GABAA α6-containing receptors are selectively compromised in cerebellar granule cells of the ataxic mouse, stargazer

Abstract

Stargazer mice fail to express the γ2 isoform of transmembrane α-amino-3-hydroxyl-5-methyl-4-isoxazolepropionate (AMPA) receptor regulatory proteins that has been shown to be absolutely required for the trafficking and synaptic targeting of excitatory AMPA receptors in adult murine cerebellar granule cells. Here we show that 30 ± 6% fewer inhibitory γ-aminobutyric acid, type A (GABAA), receptors were expressed in adult stargazer cerebellum compared with controls because of a specific loss of GABAA receptor expression in the cerebellar granule cell layer. Radioligand binding assays allied to in situ immunogold-EM analysis and furosemide-sensitive tonic current estimates revealed that expression of the extrasynaptic (α6βxδ) α6-containing GABAA receptor were markedly and selectively reduced in stargazer.

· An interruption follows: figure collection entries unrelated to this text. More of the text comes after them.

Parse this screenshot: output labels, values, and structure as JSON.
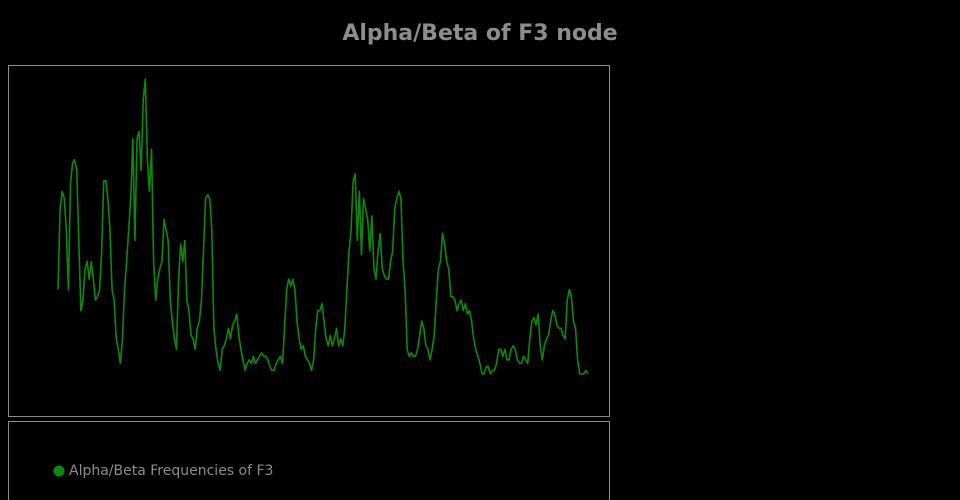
{
  "chart_data": {
    "type": "line",
    "title": "Alpha/Beta of F3 node",
    "ylim": [
      0,
      100
    ],
    "legend": "bottom",
    "series": [
      {
        "name": "Alpha/Beta Frequencies of F3",
        "color": "#0b8a0b",
        "values": [
          36,
          59,
          64,
          62,
          53,
          36,
          66,
          72,
          73,
          70,
          50,
          30,
          33,
          42,
          44,
          39,
          44,
          39,
          33,
          34,
          36,
          47,
          67,
          67,
          62,
          53,
          36,
          33,
          22,
          19,
          15,
          22,
          36,
          44,
          53,
          62,
          79,
          50,
          79,
          81,
          70,
          90,
          96,
          73,
          64,
          76,
          44,
          33,
          39,
          42,
          44,
          56,
          53,
          50,
          33,
          27,
          22,
          19,
          39,
          49,
          44,
          50,
          33,
          30,
          23,
          22,
          19,
          25,
          27,
          33,
          47,
          62,
          63,
          62,
          53,
          25,
          19,
          15,
          13,
          19,
          20,
          22,
          25,
          22,
          26,
          27,
          29,
          23,
          19,
          16,
          13,
          15,
          16,
          15,
          17,
          15,
          16,
          17,
          18,
          17,
          17,
          16,
          14,
          13,
          13,
          15,
          16,
          17,
          15,
          25,
          36,
          39,
          37,
          39,
          36,
          27,
          22,
          19,
          20,
          17,
          16,
          15,
          13,
          16,
          25,
          30,
          30,
          32,
          27,
          22,
          20,
          23,
          20,
          22,
          25,
          20,
          22,
          20,
          25,
          36,
          47,
          53,
          67,
          69,
          50,
          64,
          46,
          62,
          59,
          56,
          47,
          57,
          42,
          39,
          47,
          52,
          42,
          40,
          39,
          39,
          44,
          47,
          59,
          62,
          64,
          62,
          44,
          36,
          19,
          17,
          18,
          17,
          17,
          19,
          23,
          27,
          25,
          20,
          19,
          16,
          19,
          23,
          33,
          42,
          44,
          52,
          49,
          44,
          42,
          34,
          34,
          33,
          30,
          32,
          33,
          30,
          32,
          29,
          30,
          27,
          22,
          19,
          17,
          15,
          12,
          12,
          14,
          14,
          12,
          13,
          13,
          15,
          19,
          19,
          17,
          19,
          16,
          16,
          19,
          20,
          19,
          16,
          15,
          15,
          17,
          16,
          15,
          22,
          27,
          28,
          26,
          29,
          20,
          16,
          20,
          22,
          23,
          27,
          30,
          29,
          26,
          25,
          25,
          23,
          22,
          33,
          36,
          34,
          27,
          25,
          16,
          12,
          12,
          12,
          13,
          12
        ]
      }
    ]
  }
}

These observations were compatible with a marked reduction in expression of GABAA receptor α6, δ (mature cerebellar granule cell-specific proteins), and β3 subunit expression in stargazer. The subunit composition of the residual α6-containing GABAA receptors was unaffected by the stargazer mutation. However, we did find evidence of an ∼4-fold up-regulation of α1βδ receptors that may compensate for the loss of α6-containing GABAA receptors. PCR analysis identified a dramatic reduction in the steady-state level of α6 mRNA, compatible with α6 being the primary target of the stargazer mutation-mediated GABA A receptor abnormalities. We propose that some aspects of assembly, trafficking, targeting, and/or expression of extrasynaptic α6-containing GABAA receptors in cerebellar granule cells are selectively regulated by AMPA receptor-mediated signaling. © 2007 by The American Society for Biochemistry and Molecular Biology, Inc.